Clinical record review revealed that Resident 53 was transferred and admitted to the hospital on February 24, 2022, after a change in condition. There was no documented evidence that the resident's responsible party or legal representative was provided written information regarding the resident's transfer to the hospital.

Clinical record review revealed that Resident 69 was transferred and admitted to the hospital on February 3, 2022, and again on March 12, 2022. There was no documented evidence that the resident's responsible party or legal representative was provided written information regarding the resident's transfer to the hospital.

Clinical record review revealed that Resident 102 was transferred and admitted to the hospital on December 28, 2021, January 12, 2022, and again on March 26, 2022. There was no documented evidence that the resident's responsible party or legal representative was provided written information regarding the resident's transfer to the hospital.

Clinical record review revealed that Resident 104 was transferred and admitted to the hospital on February 11, 2022. There was no documented evidence that the resident's responsible party or legal representative was provided written information regarding the resident's transfer to the hospital.

Clinical record review revealed that Resident 126 was transferred and admitted to the hospital on February 19, 2022, after a change in condition. There was no documented evidence that the resident's responsible party or legal representative was provided written information regarding the resident's transfer to the hospital.

Clinical record review revealed that Resident 132 was transferred and admitted to the hospital on December 14, 2021, after a change in condition.
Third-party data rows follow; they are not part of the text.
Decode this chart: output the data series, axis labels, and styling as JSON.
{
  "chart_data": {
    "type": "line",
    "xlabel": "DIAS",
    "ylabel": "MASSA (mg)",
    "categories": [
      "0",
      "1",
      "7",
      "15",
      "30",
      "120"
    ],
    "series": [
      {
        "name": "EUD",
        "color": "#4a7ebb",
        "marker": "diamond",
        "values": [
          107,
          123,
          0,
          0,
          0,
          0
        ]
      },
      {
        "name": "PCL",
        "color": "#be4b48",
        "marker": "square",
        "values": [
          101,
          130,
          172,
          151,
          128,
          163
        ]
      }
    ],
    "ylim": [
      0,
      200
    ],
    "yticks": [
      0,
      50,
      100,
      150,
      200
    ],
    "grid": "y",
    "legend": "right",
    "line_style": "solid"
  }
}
There was no documented evidence that the resident's responsible party or legal representative was provided written information regarding the resident's transfer to the hospital.

In an interview on March 31, 2022. at 9:45 a.m., the Director of Nursing confirmed that there was no documented evidence that the aforementioned residents or responsible parties had been given transfer/discharge notices when the residents transferred out of the facility.
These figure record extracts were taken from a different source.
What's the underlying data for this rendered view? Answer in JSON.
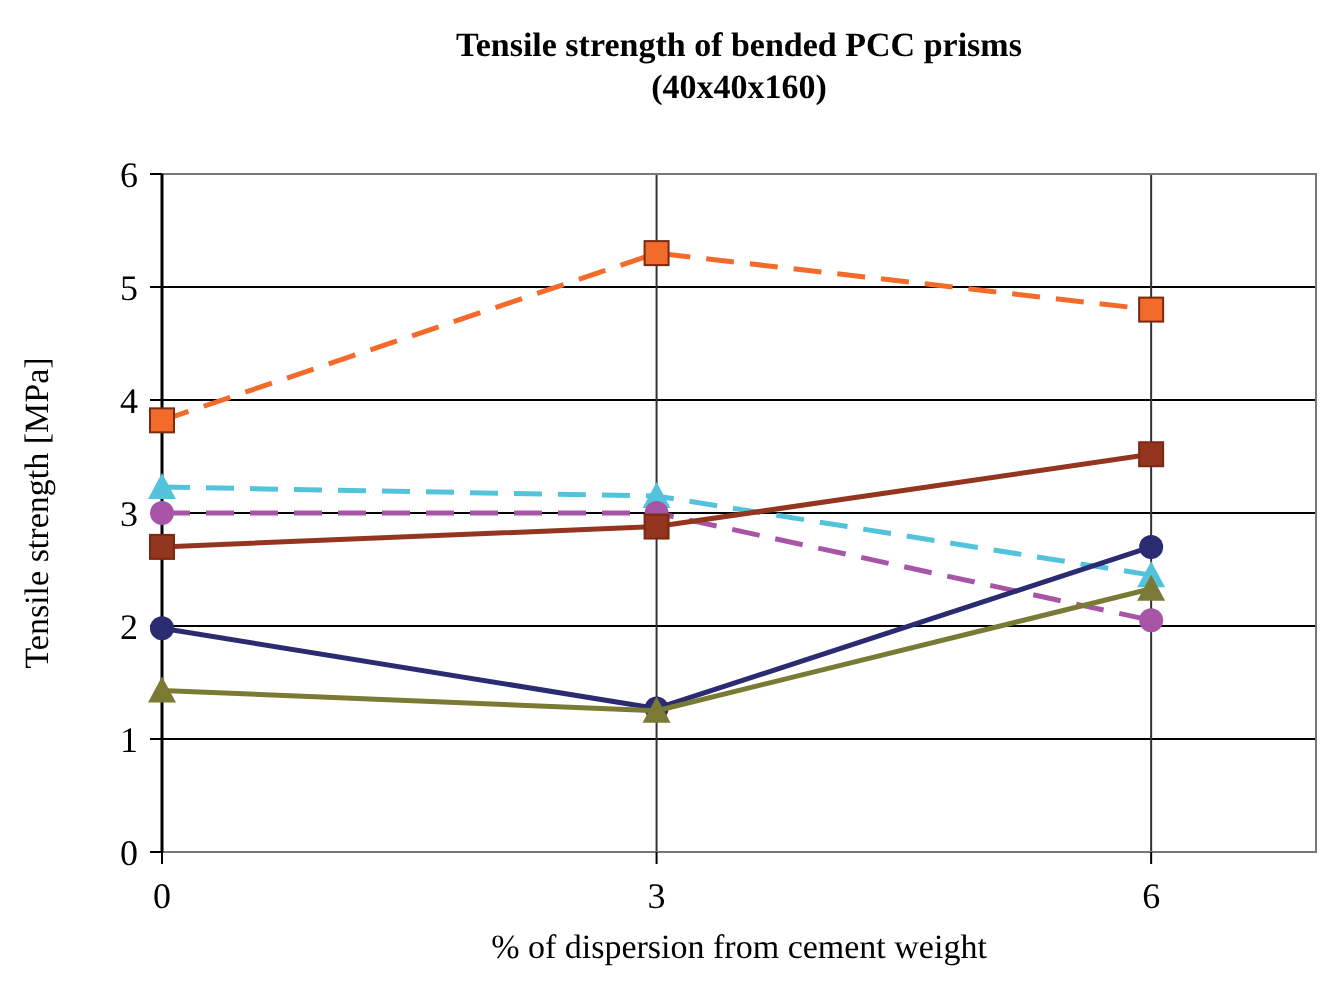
{
  "chart_data": {
    "type": "line",
    "title": "Tensile strength of bended PCC prisms\n(40x40x160)",
    "xlabel": "% of dispersion from cement weight",
    "ylabel": "Tensile strength [MPa]",
    "x": [
      0,
      3,
      6
    ],
    "xlim": [
      0,
      7
    ],
    "xticks": [
      0,
      3,
      6
    ],
    "ylim": [
      0,
      6
    ],
    "yticks": [
      0,
      1,
      2,
      3,
      4,
      5,
      6
    ],
    "grid": true,
    "series": [
      {
        "color": "#f26b2a",
        "values": [
          3.82,
          5.3,
          4.8
        ],
        "marker": "square",
        "line_style": "dashed"
      },
      {
        "color": "#52c3db",
        "values": [
          3.23,
          3.15,
          2.45
        ],
        "marker": "triangle",
        "line_style": "dashed"
      },
      {
        "color": "#a855a8",
        "values": [
          3.0,
          3.0,
          2.05
        ],
        "marker": "circle",
        "line_style": "dashed"
      },
      {
        "color": "#93351f",
        "values": [
          2.7,
          2.88,
          3.52
        ],
        "marker": "square",
        "line_style": "solid"
      },
      {
        "color": "#2b2b72",
        "values": [
          1.98,
          1.27,
          2.7
        ],
        "marker": "circle",
        "line_style": "solid"
      },
      {
        "color": "#7a7a35",
        "values": [
          1.43,
          1.25,
          2.33
        ],
        "marker": "triangle",
        "line_style": "solid"
      }
    ]
  }
}
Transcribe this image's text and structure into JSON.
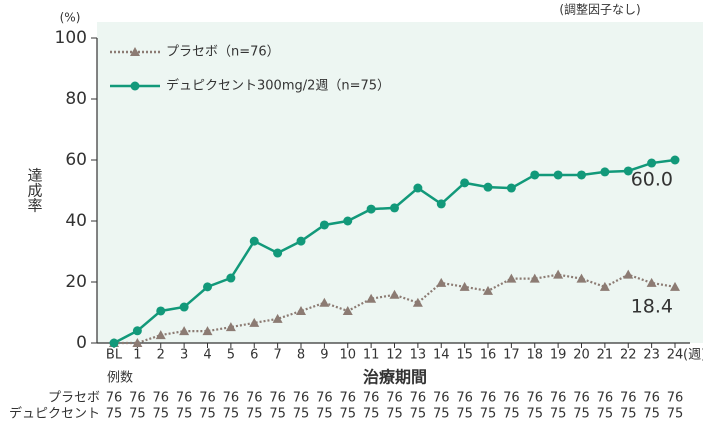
{
  "chart_data": {
    "type": "line",
    "note": "(調整因子なし)",
    "y_unit": "(%)",
    "y_label": "達成率",
    "x_label": "治療期間",
    "x_unit": "(週)",
    "categories": [
      "BL",
      "1",
      "2",
      "3",
      "4",
      "5",
      "6",
      "7",
      "8",
      "9",
      "10",
      "11",
      "12",
      "13",
      "14",
      "15",
      "16",
      "17",
      "18",
      "19",
      "20",
      "21",
      "22",
      "23",
      "24"
    ],
    "series": [
      {
        "name": "プラセボ（n=76）",
        "color": "#8c7b73",
        "marker": "triangle",
        "dash": true,
        "values": [
          0,
          0,
          2.6,
          3.9,
          3.9,
          5.2,
          6.6,
          7.9,
          10.5,
          13.2,
          10.5,
          14.5,
          15.8,
          13.2,
          19.7,
          18.4,
          17.1,
          21.1,
          21.1,
          22.4,
          21.1,
          18.4,
          22.4,
          19.7,
          18.4
        ],
        "value_labels": [
          null,
          null,
          null,
          null,
          null,
          null,
          null,
          null,
          null,
          null,
          null,
          null,
          null,
          null,
          null,
          null,
          null,
          null,
          null,
          null,
          null,
          null,
          null,
          null,
          "18.4"
        ]
      },
      {
        "name": "デュピクセント300mg/2週（n=75）",
        "color": "#12997a",
        "marker": "circle",
        "dash": false,
        "values": [
          0,
          4,
          10.5,
          11.8,
          18.4,
          21.3,
          33.4,
          29.5,
          33.4,
          38.7,
          40,
          43.9,
          44.3,
          50.8,
          45.6,
          52.5,
          51.1,
          50.8,
          55.1,
          55.1,
          55.1,
          56.1,
          56.4,
          59,
          60
        ],
        "value_labels": [
          null,
          null,
          null,
          null,
          null,
          null,
          null,
          null,
          null,
          null,
          null,
          null,
          null,
          null,
          null,
          null,
          null,
          null,
          null,
          null,
          null,
          null,
          null,
          null,
          "60.0"
        ]
      }
    ],
    "ylim": [
      0,
      100
    ],
    "yticks": [
      0,
      20,
      40,
      60,
      80,
      100
    ],
    "n_table": {
      "title": "例数",
      "rows": [
        {
          "label": "プラセボ",
          "values": [
            76,
            76,
            76,
            76,
            76,
            76,
            76,
            76,
            76,
            76,
            76,
            76,
            76,
            76,
            76,
            76,
            76,
            76,
            76,
            76,
            76,
            76,
            76,
            76,
            76
          ]
        },
        {
          "label": "デュピクセント",
          "values": [
            75,
            75,
            75,
            75,
            75,
            75,
            75,
            75,
            75,
            75,
            75,
            75,
            75,
            75,
            75,
            75,
            75,
            75,
            75,
            75,
            75,
            75,
            75,
            75,
            75
          ]
        }
      ]
    }
  }
}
 Plan of Correction - To be completed: 05/11/2022

1. Residents 4, 53, 69, 102, 104, 126, and 132 clinical records have been reviewed as it relates to Notification to the resident or resident representative of the transfers and the reason for the transfer in writing upon transfer from the facility.
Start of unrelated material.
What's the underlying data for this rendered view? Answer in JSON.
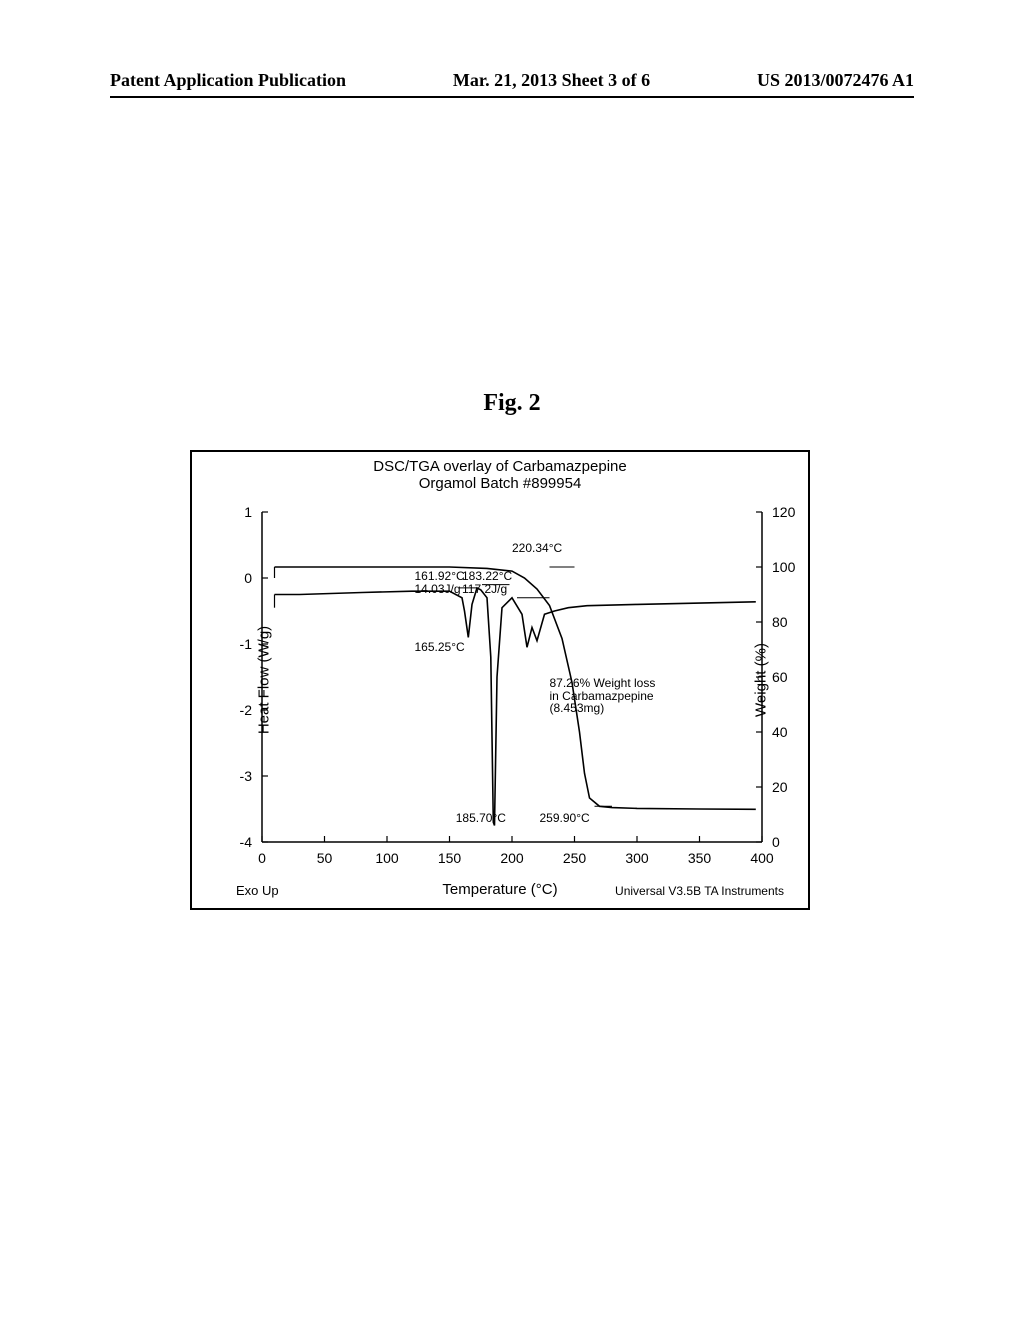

2. A comprehensive review of current patients will be completed to identify additional current patients who may be affected upon a discharge or transfer.

3. Education will be provided to licensed staff on proper procedure of notification of resident and/or resident representative of transfer and reason for resident resident transfer.

4. Random Weekly audits will be completed for 4 weeks to ensure compliance. Trends will be reported to the Quality Assessment and Assurance Committee for further review and/or follow up as needed.